Moscow lures Athens with investments
Russian President Vladimir Putin and Greek Prime Minister Alexis Tsipras agreed on closer cooperation at Wednesday's meeting, but financial help for the highly indebted euro state was not up for discussion. Some commentators explain this as Putin's desperate reaction to the EU's increasingly united stance. Others see the meeting as a clever move by the Kremlin chief aimed at easing EU sanctions.
Kremlin head unintententionally bolsters EU
Russia's President Vladimir Putin has unintentionally strengthened cohesion in the EU with his policy, the conservative daily Die Presse writes in view of Greek Prime Minister Alexis Tsipras's visit to Moscow: "The more Putin has tried to weaken his European sparring partner, the more the latter has been strengthened. Because in reality despite his mastery at driving wedges in EU cracks he has been far less successful than he dreamed he would be. Moscow's attempt to prevent a common EU energy policy in the gas sector - so vitally important for Russia - by tempting certain countries with preferential treatment has achieved the opposite. ... The fact is that Moscow has now been forced to move its wedge-banging activities from the centre to the south-eastern edge of the EU. That is tantamount to an act of desperation. More than ever it is feeling the growing solidarity within the EU - particularly regarding the sanctions - first hand."
Putin's tactical masterpiece
Putin has been very astute in refraining from driving a further wedge into the EU with an announcement of financial help for Greece, the liberal business paper Il Sole 24 Ore comments: "Putin is above all interested in having Greece join the group of countries that are once again willing to cooperate with Moscow, like Cyprus and Hungary. His goal is to make this group as big as possible and ultimately have the sanctions lifted - the decision on prolonging them is slated for June. ... At the same time, however, he wants to renew the bonds with all the partners and markets that Moscow needs. The Russian president cleverly peppered his comments with quotes from Helmut Kohl and Charles de Gaulle, holding up the image of a Europe united from the Atlantic to the Ural. His goal: to present cooperation between Russia and Greece as benefiting the European population as a whole."
Populist duo wants to annoy Brussels
The Russian president and Greek prime minister both stand to gain from their meeting in Moscow, the left-liberal daily Süddeutsche Zeitung explains: "Putin and Tsipras both have a conflict with Brussels: Putin over the annexation of Crimea and the conflict in Donbass, and Tsipras over Greek debt. The two populist leaders are certainly not going to miss a chance to annoy Brussels and exert some pressure. Moreover the images of the visit are worth their weight in gold. They give the impression Russia isn't at all isolated and that Europe is so weak that its members come begging to Moscow. And just as underhand is the exception in the Russian embargo against European food products. All it does is drive in the wedge meant to disrupt EU unity on the issue of sanctions. And that is Putin's short-term goal."

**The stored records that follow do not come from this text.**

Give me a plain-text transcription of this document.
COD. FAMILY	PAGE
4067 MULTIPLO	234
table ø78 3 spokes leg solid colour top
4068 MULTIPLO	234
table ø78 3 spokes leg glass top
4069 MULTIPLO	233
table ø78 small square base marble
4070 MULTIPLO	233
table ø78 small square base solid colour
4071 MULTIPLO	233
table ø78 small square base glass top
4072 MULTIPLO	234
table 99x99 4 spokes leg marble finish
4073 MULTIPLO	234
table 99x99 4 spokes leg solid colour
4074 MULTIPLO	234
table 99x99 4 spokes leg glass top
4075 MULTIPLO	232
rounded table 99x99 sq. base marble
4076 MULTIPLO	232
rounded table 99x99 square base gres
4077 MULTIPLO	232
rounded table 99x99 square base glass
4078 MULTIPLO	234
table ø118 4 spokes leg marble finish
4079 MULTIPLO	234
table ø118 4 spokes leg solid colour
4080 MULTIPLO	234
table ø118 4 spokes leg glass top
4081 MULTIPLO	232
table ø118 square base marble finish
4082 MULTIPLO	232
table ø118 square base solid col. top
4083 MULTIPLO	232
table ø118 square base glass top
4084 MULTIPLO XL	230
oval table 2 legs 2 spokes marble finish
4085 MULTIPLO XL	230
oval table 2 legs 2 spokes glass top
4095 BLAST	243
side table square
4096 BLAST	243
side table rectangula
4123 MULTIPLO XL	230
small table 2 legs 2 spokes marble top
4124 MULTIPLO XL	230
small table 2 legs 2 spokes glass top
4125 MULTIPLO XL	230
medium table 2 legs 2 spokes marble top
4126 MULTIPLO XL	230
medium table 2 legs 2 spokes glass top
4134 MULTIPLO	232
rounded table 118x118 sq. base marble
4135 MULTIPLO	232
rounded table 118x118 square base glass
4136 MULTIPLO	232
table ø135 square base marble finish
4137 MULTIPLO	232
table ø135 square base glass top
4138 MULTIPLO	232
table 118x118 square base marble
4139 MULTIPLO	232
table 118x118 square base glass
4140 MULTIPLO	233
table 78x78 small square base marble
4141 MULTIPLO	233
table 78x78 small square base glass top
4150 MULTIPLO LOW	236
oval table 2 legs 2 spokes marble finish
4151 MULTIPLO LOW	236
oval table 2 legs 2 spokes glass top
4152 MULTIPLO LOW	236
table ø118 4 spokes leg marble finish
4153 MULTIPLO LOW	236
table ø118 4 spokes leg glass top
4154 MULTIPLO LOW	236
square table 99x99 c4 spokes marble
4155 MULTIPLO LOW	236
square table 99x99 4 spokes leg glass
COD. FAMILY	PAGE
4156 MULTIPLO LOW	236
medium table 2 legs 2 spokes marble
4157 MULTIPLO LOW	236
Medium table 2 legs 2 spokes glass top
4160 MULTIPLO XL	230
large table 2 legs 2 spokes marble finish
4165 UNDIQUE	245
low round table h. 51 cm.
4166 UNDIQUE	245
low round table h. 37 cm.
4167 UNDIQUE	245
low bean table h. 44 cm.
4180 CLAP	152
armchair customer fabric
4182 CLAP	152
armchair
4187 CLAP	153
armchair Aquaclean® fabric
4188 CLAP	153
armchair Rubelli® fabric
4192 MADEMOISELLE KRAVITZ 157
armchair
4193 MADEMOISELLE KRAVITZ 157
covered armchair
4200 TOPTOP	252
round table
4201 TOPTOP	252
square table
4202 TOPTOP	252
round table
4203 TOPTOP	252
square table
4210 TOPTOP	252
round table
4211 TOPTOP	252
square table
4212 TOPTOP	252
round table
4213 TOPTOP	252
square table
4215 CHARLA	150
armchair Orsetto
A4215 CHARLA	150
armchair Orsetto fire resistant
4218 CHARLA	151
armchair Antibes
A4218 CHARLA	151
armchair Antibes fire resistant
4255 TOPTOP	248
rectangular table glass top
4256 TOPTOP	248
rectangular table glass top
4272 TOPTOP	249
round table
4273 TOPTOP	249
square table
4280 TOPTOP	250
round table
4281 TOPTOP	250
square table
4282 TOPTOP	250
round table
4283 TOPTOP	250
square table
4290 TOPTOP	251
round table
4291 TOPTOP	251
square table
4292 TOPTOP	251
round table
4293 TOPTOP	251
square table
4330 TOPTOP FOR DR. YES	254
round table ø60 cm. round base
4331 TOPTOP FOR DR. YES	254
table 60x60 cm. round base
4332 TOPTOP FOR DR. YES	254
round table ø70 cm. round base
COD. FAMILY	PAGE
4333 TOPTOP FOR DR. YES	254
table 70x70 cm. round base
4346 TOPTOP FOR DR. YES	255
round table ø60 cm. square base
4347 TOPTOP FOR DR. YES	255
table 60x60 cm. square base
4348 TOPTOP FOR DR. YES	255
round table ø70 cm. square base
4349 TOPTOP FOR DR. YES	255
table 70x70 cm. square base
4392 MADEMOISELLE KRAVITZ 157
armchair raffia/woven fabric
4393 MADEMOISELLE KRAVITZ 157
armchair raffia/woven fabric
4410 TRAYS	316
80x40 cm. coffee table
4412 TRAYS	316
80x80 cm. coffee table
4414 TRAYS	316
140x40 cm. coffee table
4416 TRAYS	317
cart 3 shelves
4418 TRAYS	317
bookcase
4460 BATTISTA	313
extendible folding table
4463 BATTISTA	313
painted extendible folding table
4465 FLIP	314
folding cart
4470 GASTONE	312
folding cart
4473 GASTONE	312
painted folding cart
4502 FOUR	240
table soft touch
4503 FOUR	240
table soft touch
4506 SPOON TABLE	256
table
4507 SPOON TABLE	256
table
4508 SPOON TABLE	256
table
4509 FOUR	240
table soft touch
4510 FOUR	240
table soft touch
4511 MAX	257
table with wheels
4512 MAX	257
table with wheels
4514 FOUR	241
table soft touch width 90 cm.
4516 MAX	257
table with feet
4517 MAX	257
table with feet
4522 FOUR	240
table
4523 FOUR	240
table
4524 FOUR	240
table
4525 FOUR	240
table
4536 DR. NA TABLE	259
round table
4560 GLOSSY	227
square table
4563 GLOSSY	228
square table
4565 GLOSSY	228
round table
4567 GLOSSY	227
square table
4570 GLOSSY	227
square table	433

Tsipras gambling for dangerously high stakes
By setting up a Moscow-Athens axis the Greek government aims to crank up the pressure on its EU partners, the conservative daily El Mundo comments, adding that this strategy could backfire: "With his threats to break with EU discipline on its sanctions against Moscow and his rhetoric stressing Greece's need to regain sovereignty in foreign policy, Tsipras is hoping to pressure the institutions of the old troika to give in. But by pulling the rope ever tighter in the tug of war with his European partners he risks breaking it, prompting them to turn off the artificial respiration that has kept the country going for years. The prospect of Greece leaving the EU has ceased to inspire fear on the markets because measures have been taken to mitigate the worst effects of such a scenario."